I just watched a video published 2 days ago: "5 Tips to Understand Legacy Code" by Jonathan Boccara:
I like it a lot, yet I feel that something is missing here. The author gives 5 tips for how can you start figuring out a large codebase that is new to you.
- "Find a stronghold" - a small portion of the code (even single line) that you understand perfectly and expand from there, look at the code around it.
- "Analyze stacks" - put a breakpoint to capture a representative moment in the execution of the program (with someone's help) and look at call stack to understand layers of the code.
- "Start from I/O" - analyze the code that processes data at the very beginning (input data, e.g. source file) or at the end (output data).
- "Decoupling" - learn by trying to do some refactoring of the code, especially to decouple some of its parts.
- "Padded-room" - find a code that doesn't depend on any other (has limited scope) and go from there.
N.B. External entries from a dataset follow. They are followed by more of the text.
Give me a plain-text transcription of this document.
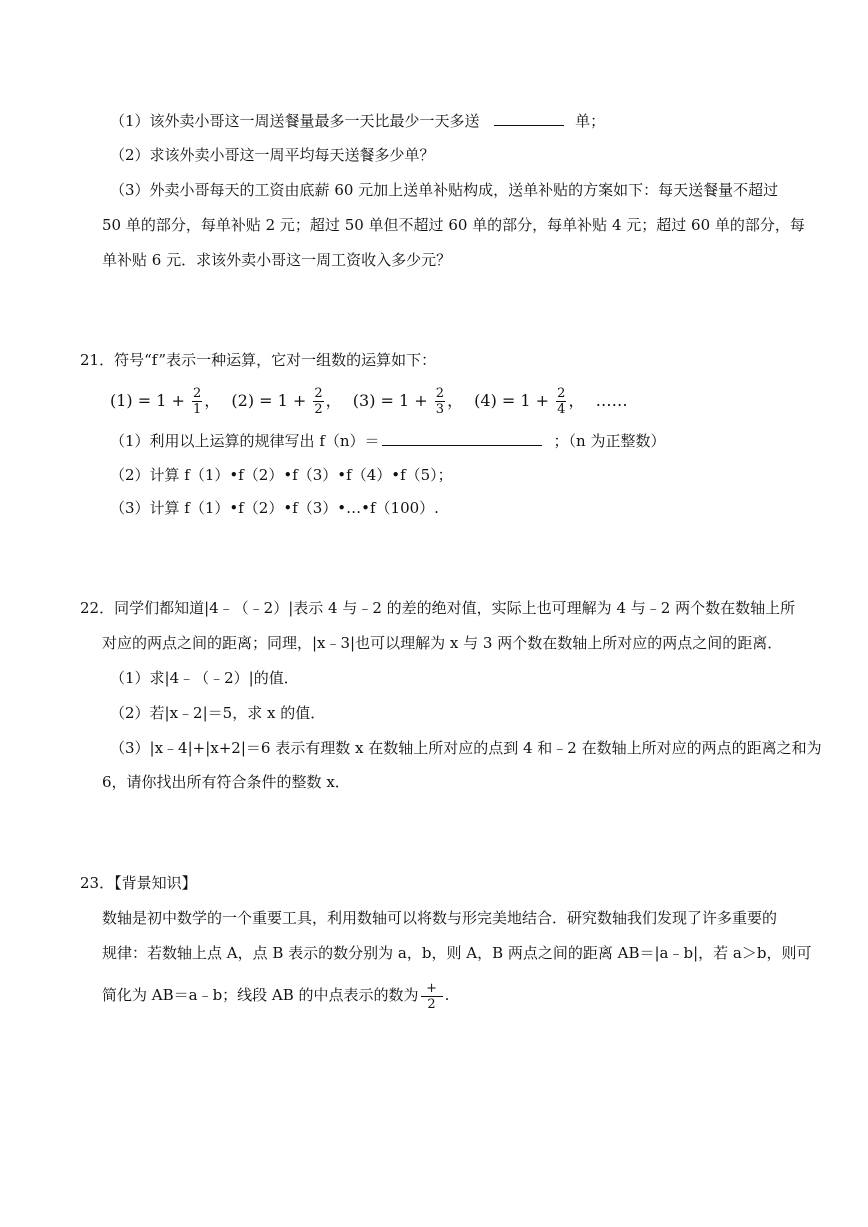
（1）该外卖小哥这一周送餐量最多一天比最少一天多送	单；
（2）求该外卖小哥这一周平均每天送餐多少单？
（3）外卖小哥每天的工资由底薪 60 元加上送单补贴构成，送单补贴的方案如下：每天送餐量不超过
50 单的部分，每单补贴 2 元；超过 50 单但不超过 60 单的部分，每单补贴 4 元；超过 60 单的部分，每
单补贴 6 元．求该外卖小哥这一周工资收入多少元？
21．符号“f”表示一种运算，它对一组数的运算如下：
$(1) = 1 + \frac{2}{1}$ ， $(2) = 1 + \frac{2}{2}$ ， $(3) = 1 + \frac{2}{3}$ ， $(4) = 1 + \frac{2}{4}$ ， ……
（1）利用以上运算的规律写出 f（n）＝	；（n 为正整数）
（2）计算 f（1）•f（2）•f（3）•f（4）•f（5）；
（3）计算 f（1）•f（2）•f（3）•…•f（100）.
22．同学们都知道|4﹣（﹣2）|表示 4 与﹣2 的差的绝对值，实际上也可理解为 4 与﹣2 两个数在数轴上所
对应的两点之间的距离；同理，|x﹣3|也可以理解为 x 与 3 两个数在数轴上所对应的两点之间的距离．
（1）求|4﹣（﹣2）|的值．
（2）若|x﹣2|＝5，求 x 的值．
（3）|x﹣4|+|x+2|＝6 表示有理数 x 在数轴上所对应的点到 4 和﹣2 在数轴上所对应的两点的距离之和为
6，请你找出所有符合条件的整数 x．
23．【背景知识】
数轴是初中数学的一个重要工具，利用数轴可以将数与形完美地结合．研究数轴我们发现了许多重要的
规律：若数轴上点 A，点 B 表示的数分别为 a，b，则 A，B 两点之间的距离 AB＝|a﹣b|，若 a＞b，则可
简化为 AB＝a﹣b；线段 AB 的中点表示的数为 $\frac{+}{2}$ .
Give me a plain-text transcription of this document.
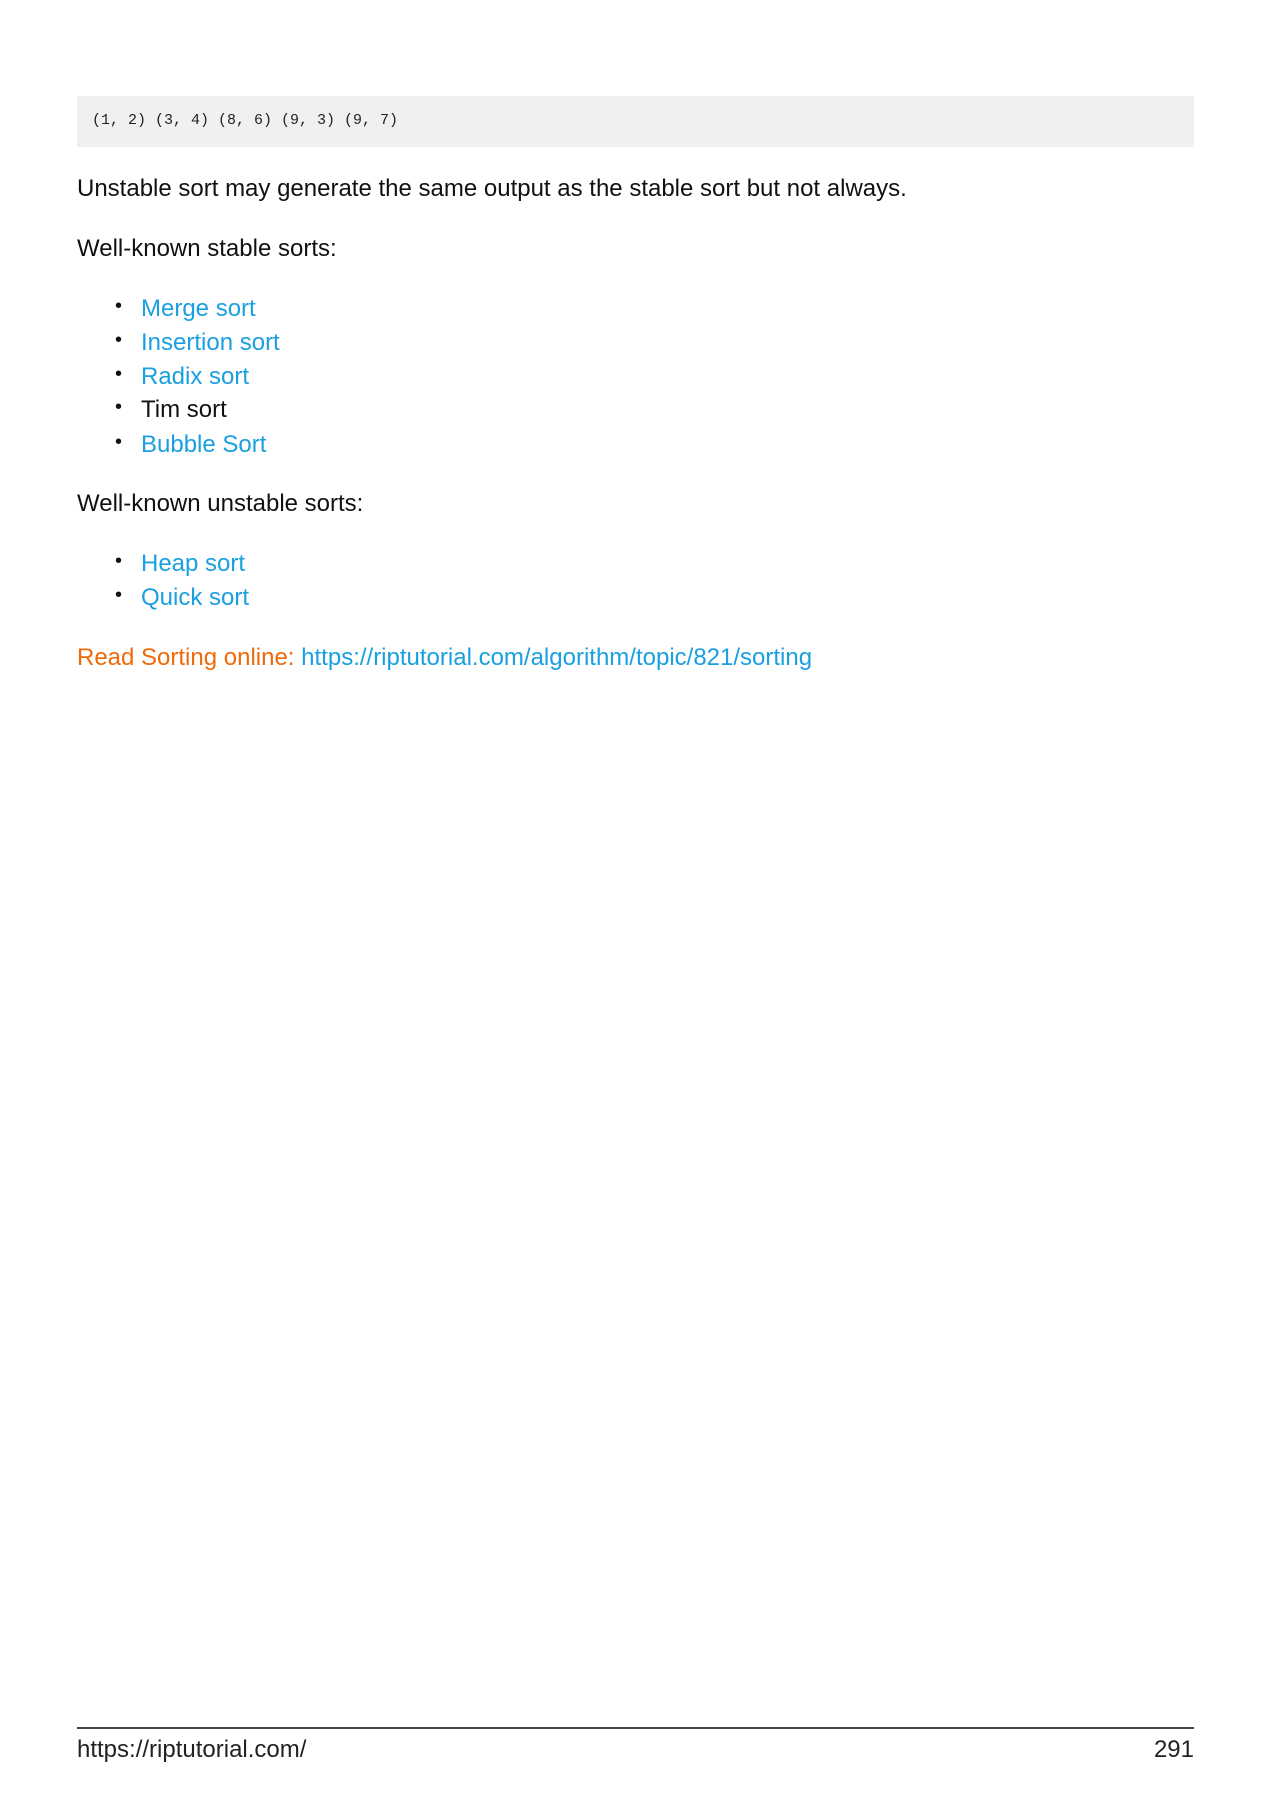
(1, 2) (3, 4) (8, 6) (9, 3) (9, 7)
Unstable sort may generate the same output as the stable sort but not always.
Well-known stable sorts:
• Merge sort
• Insertion sort
• Radix sort
• Tim sort
• Bubble Sort
Well-known unstable sorts:
• Heap sort
• Quick sort
Read Sorting online: https://riptutorial.com/algorithm/topic/821/sorting
https://riptutorial.com/	291
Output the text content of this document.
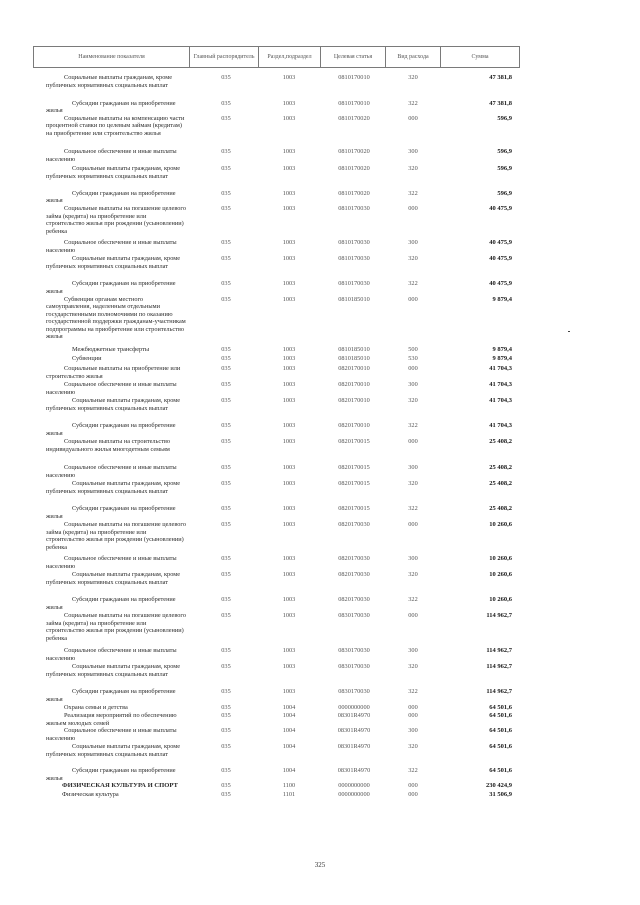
Наименование показателя	Главный распорядитель	Раздел,подраздел	Целевая статья	Вид расхода	Сумма
Социальные выплаты гражданам, кроме публичных нормативных социальных выплат
035	1003	0810170010	320	47 381,8
Субсидии гражданам на приобретение жилья
035	1003	0810170010	322	47 381,8
Социальные выплаты на компенсацию части процентной ставки по целевым займам (кредитам) на приобретение или строительство жилья
035	1003	0810170020	000	596,9
Социальное обеспечение и иные выплаты населению
035	1003	0810170020	300	596,9
Социальные выплаты гражданам, кроме публичных нормативных социальных выплат
035	1003	0810170020	320	596,9
Субсидии гражданам на приобретение жилья
035	1003	0810170020	322	596,9
Социальные выплаты на погашение целевого займа (кредита) на приобретение или строительство жилья при рождении (усыновлении) ребенка
035	1003	0810170030	000	40 475,9
Социальное обеспечение и иные выплаты населению
035	1003	0810170030	300	40 475,9
Социальные выплаты гражданам, кроме публичных нормативных социальных выплат
035	1003	0810170030	320	40 475,9
Субсидии гражданам на приобретение жилья
035	1003	0810170030	322	40 475,9
Субвенции органам местного самоуправления, наделенным отдельными государственными полномочиями по оказанию государственной поддержки гражданам-участникам подпрограммы на приобретение или строительство жилья
035	1003	0810185010	000	9 879,4
Межбюджетные трансферты	035	1003	0810185010	500	9 879,4
Субвенции	035	1003	0810185010	530	9 879,4
Социальные выплаты на приобретение или строительство жилья
035	1003	0820170010	000	41 704,3
Социальное обеспечение и иные выплаты населению
035	1003	0820170010	300	41 704,3
Социальные выплаты гражданам, кроме публичных нормативных социальных выплат
035	1003	0820170010	320	41 704,3
Субсидии гражданам на приобретение жилья
035	1003	0820170010	322	41 704,3
Социальные выплаты на строительство индивидуального жилья многодетным семьям
035	1003	0820170015	000	25 408,2
Социальное обеспечение и иные выплаты населению
035	1003	0820170015	300	25 408,2
Социальные выплаты гражданам, кроме публичных нормативных социальных выплат
035	1003	0820170015	320	25 408,2
Субсидии гражданам на приобретение жилья
035	1003	0820170015	322	25 408,2
Социальные выплаты на погашение целевого займа (кредита) на приобретение или строительство жилья при рождении (усыновлении) ребенка
035	1003	0820170030	000	10 260,6
Социальное обеспечение и иные выплаты населению
035	1003	0820170030	300	10 260,6
Социальные выплаты гражданам, кроме публичных нормативных социальных выплат
035	1003	0820170030	320	10 260,6
Субсидии гражданам на приобретение жилья
035	1003	0820170030	322	10 260,6
Социальные выплаты на погашение целевого займа (кредита) на приобретение или строительство жилья при рождении (усыновлении) ребенка
035	1003	0830170030	000	114 962,7
Социальное обеспечение и иные выплаты населению
035	1003	0830170030	300	114 962,7
Социальные выплаты гражданам, кроме публичных нормативных социальных выплат
035	1003	0830170030	320	114 962,7
Субсидии гражданам на приобретение жилья
035	1003	0830170030	322	114 962,7
Охрана семьи и детства	035	1004	0000000000	000	64 501,6
Реализация мероприятий по обеспечению жильем молодых семей
035	1004	08301R4970	000	64 501,6
Социальное обеспечение и иные выплаты населению
035	1004	08301R4970	300	64 501,6
Социальные выплаты гражданам, кроме публичных нормативных социальных выплат
035	1004	08301R4970	320	64 501,6
Субсидии гражданам на приобретение жилья
035	1004	08301R4970	322	64 501,6
ФИЗИЧЕСКАЯ КУЛЬТУРА И СПОРТ	035	1100	0000000000	000	230 424,9
Физическая культура	035	1101	0000000000	000	31 506,9
325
These are all great advices. I agree with them. But computer programs have two aspects: dynamic (the way the code executes over time - algorithms, functions, control flow) and static (the way data are stored in memory - data structures). I have a feeling that these 5 points focus mostly on dynamic aspect, so as an advocate of "data-oriented design" I would add another point:
6. "Core data structure": Find structures, classes, variables, enums, and other definitions that describe the most important data that the program is operating on. For example, if it's a game engine, see how objects of a 3D scene are defined (some abstract base CGameObject class), how they can relate to each other (forming a tree structure or so-called scene graph), what properties do they have (name, ID, position, size, orientation, color), what kinds of them are available (mesh, camera, light). Or if that's a compiler, look for definition of Abstract Syntax Tree (AST) node and enum with list of all opcodes. Draw UML diagram that will show what data types are defined, what member variables do they contain and how do they relate to each other (inheritance, composition). After visualizing and understanding that, it will be much easier to analyze the dynamic aspect - code of algorithms that operate on this data. Together, they form the essence of the program. All the rest are just helpers.